Grandma with my daughter, Lillian in 2012.
* * * * *

            That’s how I knew Grandma. Quiet in her way, and ornery when she decided to break that silence. She was witty, a hard worker, and not the least bit as frail as a 90-year-old woman was supposed to be. Up until the last decade, her kids would still catch her doing chores around the house, lifting things that had no business being lifted, rooting through an attic accessed by ridiculously steep stairs that were a challenge to someone half her age. She was a hearty woman, up until a year ago. In comic book talk, she was a living, breathing Ma Hunkel. A pull-yourself-up-by-the-bootstraps tough old gal.
            While her determination and stubbornness never left her, her hearing didn’t feel the same sense of commitment. She couldn’t hear much of what was going on around her, even with the help of her often-whining hearing aids and the occasional shout in her direction. She’d catch a word or two from someone, and have a genuinely funny comeback to it, but the rest to her was background noise. She was content to just sit back in her favorite easy chair, and watch the chaos of a Manning family Christmas unfold. It was just enough to be in a room with these people who had spread out all over the country for one reason or another. She never said that, of course. She never said anything to me that resembled sentiment or revealed her emotions. But when the house was packed, you could see it on her face.
            That’s as much as we got from Grandma. When I talked to her this past Christmas, I had ended the conversation with, “I love you, Grandma.”
            She had replied, “You too, dear.”

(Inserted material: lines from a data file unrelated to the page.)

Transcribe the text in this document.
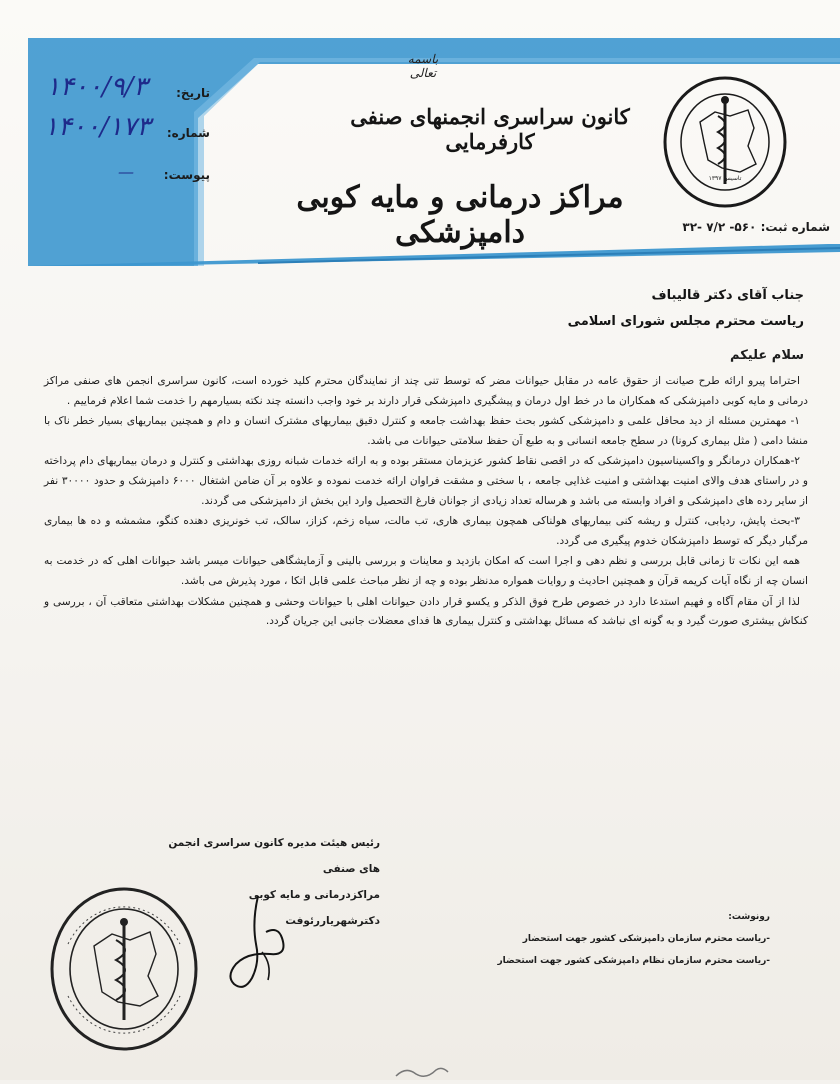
باسمه تعالی
کانون سراسری انجمنهای صنفی کارفرمایی
مراکز درمانی و مایه کوبی دامپزشکی
تاریخ:
شماره:
پیوست:
۱۴۰۰/۹/۳
۱۴۰۰/۱۷۳
—	تاسیس ۱۳۹۷
شماره ثبت: ۵۶۰- ۷/۲ -۳۲
جناب آقای دکتر قالیباف
ریاست محترم مجلس شورای اسلامی
سلام علیکم

احتراما پیرو ارائه طرح صیانت از حقوق عامه در مقابل حیوانات مضر که توسط تنی چند از نمایندگان محترم کلید خورده است، کانون سراسری انجمن های صنفی مراکز درمانی و مایه کوبی دامپزشکی که همکاران ما در خط اول درمان و پیشگیری دامپزشکی قرار دارند بر خود واجب دانسته چند نکته بسیارمهم را خدمت شما اعلام فرماییم .

۱- مهمترین مسئله از دید محافل علمی و دامپزشکی کشور بحث حفظ بهداشت جامعه و کنترل دقیق بیماریهای مشترک انسان و دام و همچنین بیماریهای بسیار خطر ناک با منشا دامی ( مثل بیماری کرونا) در سطح جامعه انسانی و به طبع آن حفظ سلامتی حیوانات می باشد.

۲-همکاران درمانگر و واکسیناسیون دامپزشکی که در اقصی نقاط کشور عزیزمان مستقر بوده و به ارائه خدمات شبانه روزی بهداشتی و کنترل و درمان بیماریهای دام پرداخته و در راستای هدف والای امنیت بهداشتی و امنیت غذایی جامعه ، با سختی و مشقت فراوان ارائه خدمت نموده و علاوه بر آن ضامن اشتغال ۶۰۰۰ دامپزشک و حدود ۳۰۰۰۰ نفر از سایر رده های دامپزشکی و افراد وابسته می باشد و هرساله تعداد زیادی از جوانان فارغ التحصیل وارد این بخش از دامپزشکی می گردند.

۳-بحث پایش، ردیابی، کنترل و ریشه کنی بیماریهای هولناکی همچون بیماری هاری، تب مالت، سیاه زخم، کزاز، سالک، تب خونریزی دهنده کنگو، مشمشه و ده ها بیماری مرگبار دیگر که توسط دامپزشکان خدوم پیگیری می گردد.

همه این نکات تا زمانی قابل بررسی و نظم دهی و اجرا است که امکان بازدید و معاینات و بررسی بالینی و آزمایشگاهی حیوانات میسر باشد حیوانات اهلی که در خدمت به انسان چه از نگاه آیات کریمه قرآن و همچنین احادیث و روایات همواره مدنظر بوده و چه از نظر مباحث علمی قابل اتکا ، مورد پذیرش می باشد.

لذا از آن مقام آگاه و فهیم استدعا دارد در خصوص طرح فوق الذکر و یکسو قرار دادن حیوانات اهلی با حیوانات وحشی و همچنین مشکلات بهداشتی متعاقب آن ، بررسی و کنکاش بیشتری صورت گیرد و به گونه ای نباشد که مسائل بهداشتی و کنترل بیماری ها فدای معضلات جانبی این جریان گردد.

رئیس هیئت مدیره کانون سراسری انجمن های صنفی
مراکزدرمانی و مایه کوبی
دکترشهریاررئوفت	رونوشت:
-ریاست محترم سازمان دامپزشکی کشور جهت استحضار
-ریاست محترم سازمان نظام دامپزشکی کشور جهت استحضار
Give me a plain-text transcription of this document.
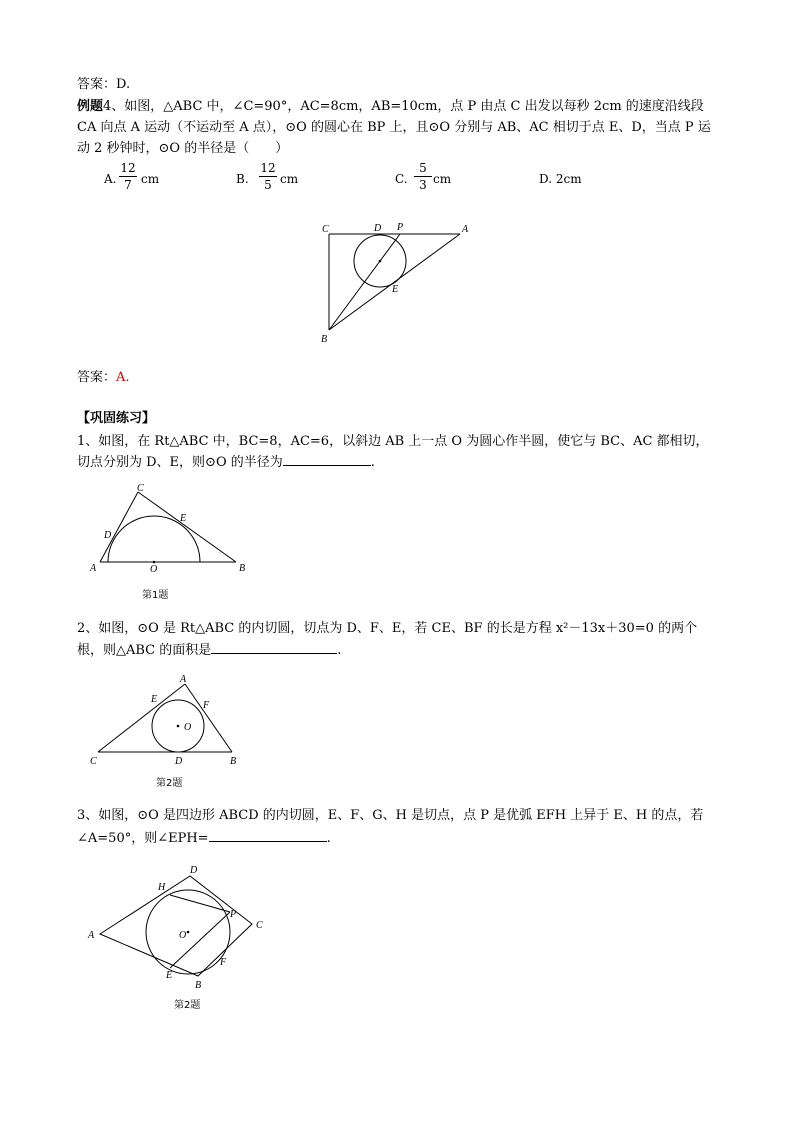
答案：D.
例题4、如图，△ABC 中，∠C=90°，AC=8cm，AB=10cm，点 P 由点 C 出发以每秒 2cm 的速度沿线段
CA 向点 A 运动（不运动至 A 点），⊙O 的圆心在 BP 上，且⊙O 分别与 AB、AC 相切于点 E、D，当点 P 运
动 2 秒钟时，⊙O 的半径是（　　）
A.
12
7 cm	B.
12
5 cm	C.
5
3 cm	D. 2cm
C	D P	A
E
B
答案：A.
【巩固练习】
1、如图，在 Rt△ABC 中，BC=8，AC=6，以斜边 AB 上一点 O 为圆心作半圆，使它与 BC、AC 都相切，
切点分别为 D、E，则⊙O 的半径为	.
C
D
E
A	O	B
第1题
2、如图，⊙O 是 Rt△ABC 的内切圆，切点为 D、F、E，若 CE、BF 的长是方程 x²－13x＋30=0 的两个
根，则△ABC 的面积是	.
A
E
F
O
C	D	B
第2题
3、如图，⊙O 是四边形 ABCD 的内切圆，E、F、G、H 是切点，点 P 是优弧 EFH 上异于 E、H 的点，若
∠A=50°，则∠EPH=	.
D
H
P
C
A	O
E
F
B
第2题
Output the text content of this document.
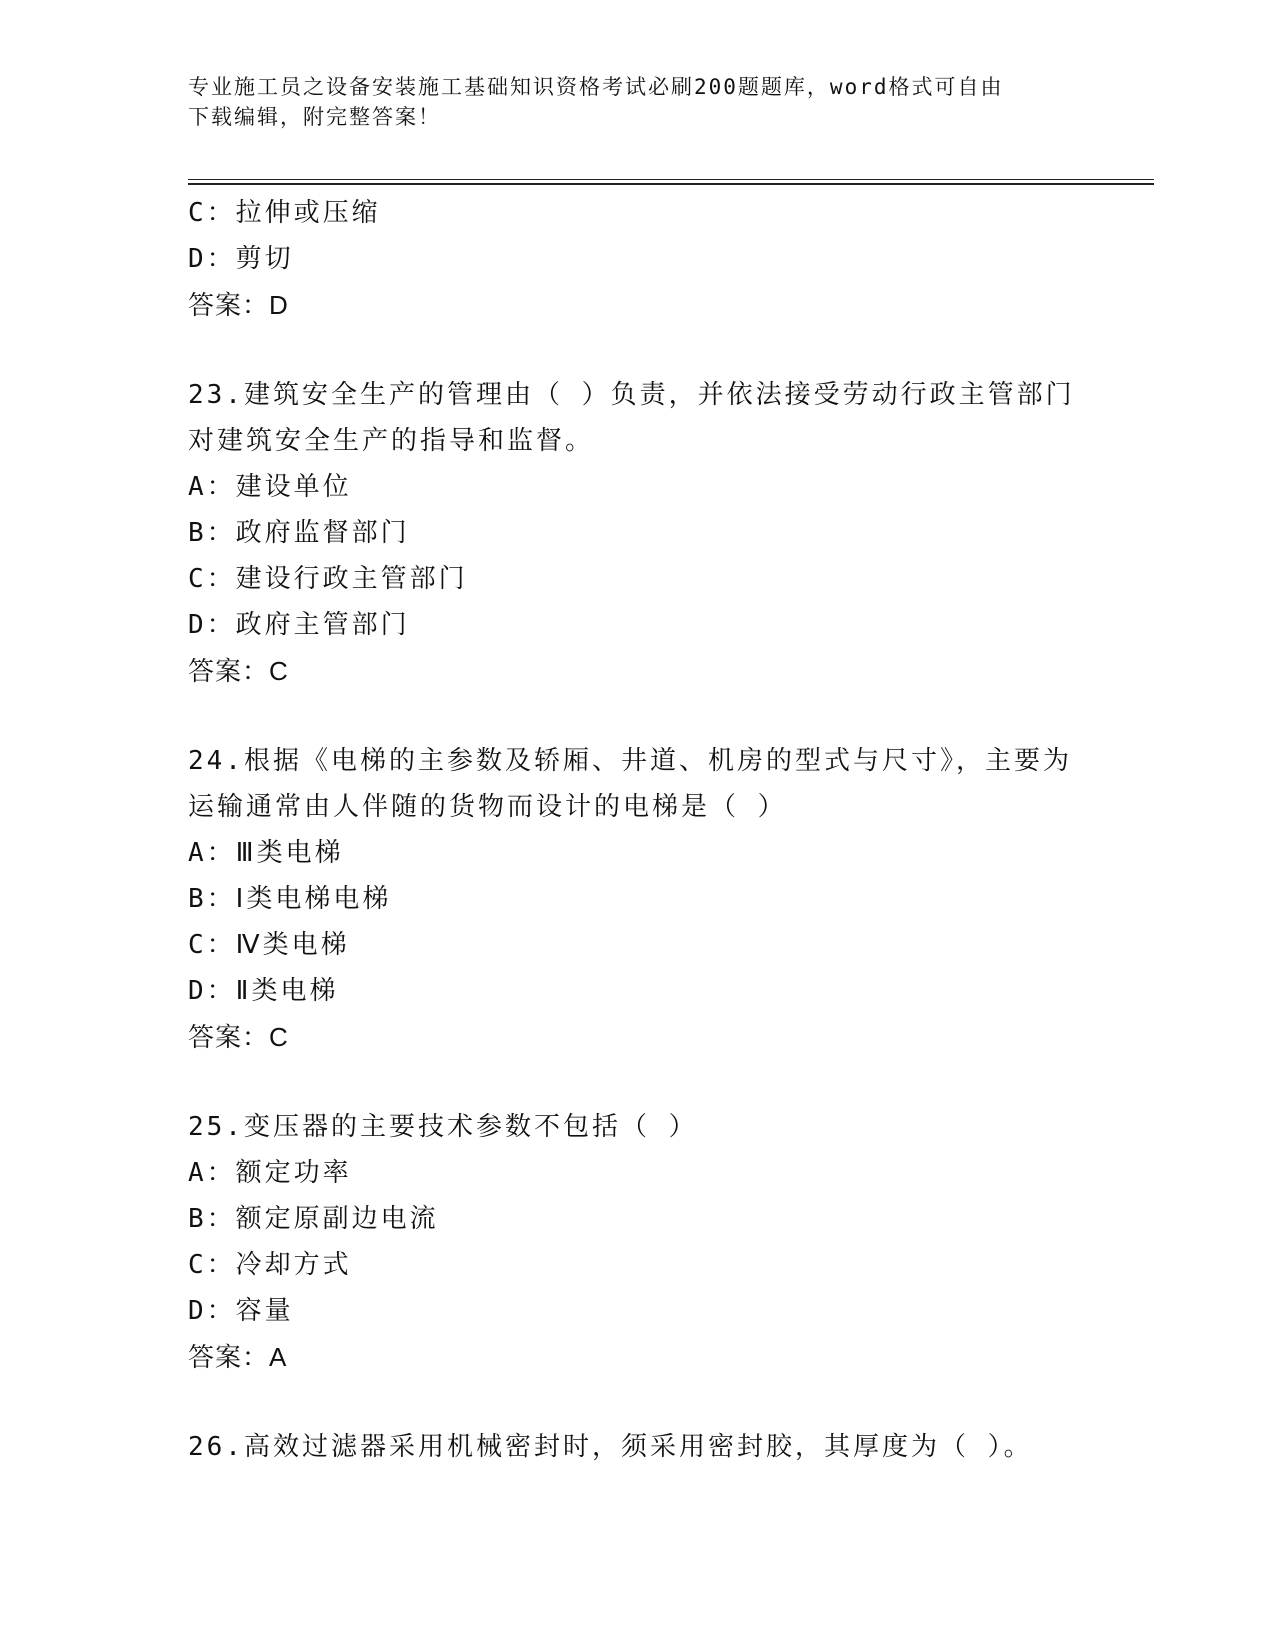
专业施工员之设备安装施工基础知识资格考试必刷200题题库，word格式可自由
下载编辑，附完整答案！
C：拉伸或压缩
D：剪切
答案：D
23.建筑安全生产的管理由（ ）负责，并依法接受劳动行政主管部门
对建筑安全生产的指导和监督。
A：建设单位
B：政府监督部门
C：建设行政主管部门
D：政府主管部门
答案：C
24.根据《电梯的主参数及轿厢、井道、机房的型式与尺寸》，主要为
运输通常由人伴随的货物而设计的电梯是（ ）
A：Ⅲ类电梯
B：Ⅰ类电梯电梯
C：Ⅳ类电梯
D：Ⅱ类电梯
答案：C
25.变压器的主要技术参数不包括（ ）
A：额定功率
B：额定原副边电流
C：冷却方式
D：容量
答案：A
26.高效过滤器采用机械密封时，须采用密封胶，其厚度为（ ）。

Ma Hunkel, the golden age Red Tornado.
 * * * * *
 

            “Yellow?”
            Grandma always answered the phone with a color rather than a greeting. That was the old-fashioned Ohio in her. She was the mother of four kids, only one of them a girl. She and Grandpa Ray raised them in a quintessential American small town, population 700 on a good day when everyone was back for the holidays. The house was much too little for three boys who had inherited their mother’s tendency to get into trouble. The kids shared a bedroom upstairs, ducking slanted ceilings, and living through summers so hot they fled to the yard to get a decent night’s sleep. I image boys with slicked hair and white T-shirts, and a young Virginia Manning sitting in her easy chair, smiling at them. And then, from what I’ve been told, one kid would hit another with a hammer and it would be off to the emergency room.
            There wasn’t much money to go around, but the kids never wanted for toys. Grandpa and Grandma both had a way with do-it-yourself projects, and the kids benefited from sturdy rocking horses and even a toy meat shop complete with wooden steaks and blocks of cheese. Grandma knew the importance of toys, and there was a steady supply for her kids, as well as for her grand kids. I personally spent many summer afternoons driving up and down her sidewalk in a big wheel, or in the fabled Green Machine.
            Sundays for my dad meant popcorn dinners. That’s literally all that was on the menu. Popcorn in front of the TV. And it was a celebrated event, not one that anyone dreaded. I remember feeling the same way about that burnt popcorn during sleepovers at Grandma's where we’d watch I Love Lucy or her favorite Disney movie, So Dear to My Heart. To us, it was exciting. A night at Grandma’s.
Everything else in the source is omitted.